Diaconescu, A.O. Mathys, C., Weber, L.A.E. Daunizeau, J., Fehr, E., and Stephan, K.E. (2012a). Inferring on the intentions of others: Models of reciprocal learning during an interactive game. (Ascona, Switzerland: International Conference on Decision Making),.
Diaconescu, A.O. Mathys, C., Weber, L.A.E. and Stephan, K.E. (2012b). Inferring on the intentions of others: Model-based characterization of social information processing. (Beijing, China: Human Brain Mapping),.
Diaconescu, A.O. Mathys, C., Weber, L.A.E. Daunizeau, J., Fehr, E., and Stephan, K.E. (2013a). Inferring on the intentions of others: Models of reciprocal learning during an interactive game. Prep.
Diaconescu, A.O. Mathys, C., Weber, L.A.E. and Stephan, K.E. (2013b). Model-based neurogenetic characterization of social information processing in an interactive game. (Seattle, USA: Human Brain Mapping).
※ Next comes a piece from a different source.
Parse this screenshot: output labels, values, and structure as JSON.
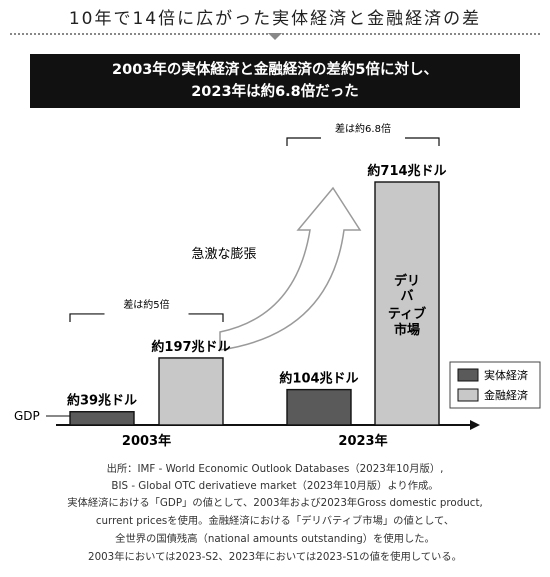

Diaconescu, A.O. Mathys, C., Weber, L.A.E. and Stephan, K.E. (2013c). Do we trust others’ advice? A model-based characterization of social inference in an interactive game. Prep.
Meyer-Lindenberg, A., Kohn, P.D. Kolachana, B., Kippenhan, S., McInerney-Leo, A., Nussbaum, R., Weinberger, D.R. and Berman, K.F. (2005). Midbrain dopamine and prefrontal function in humans: interaction and modulation by COMT genotype. Nat. Neurosci. 8, 594–596.
Montague, P.R. Hyman, S.E. and Cohen, J.D. (2004). Computational roles for dopamine in behavioural control. Nature 431, 760–767.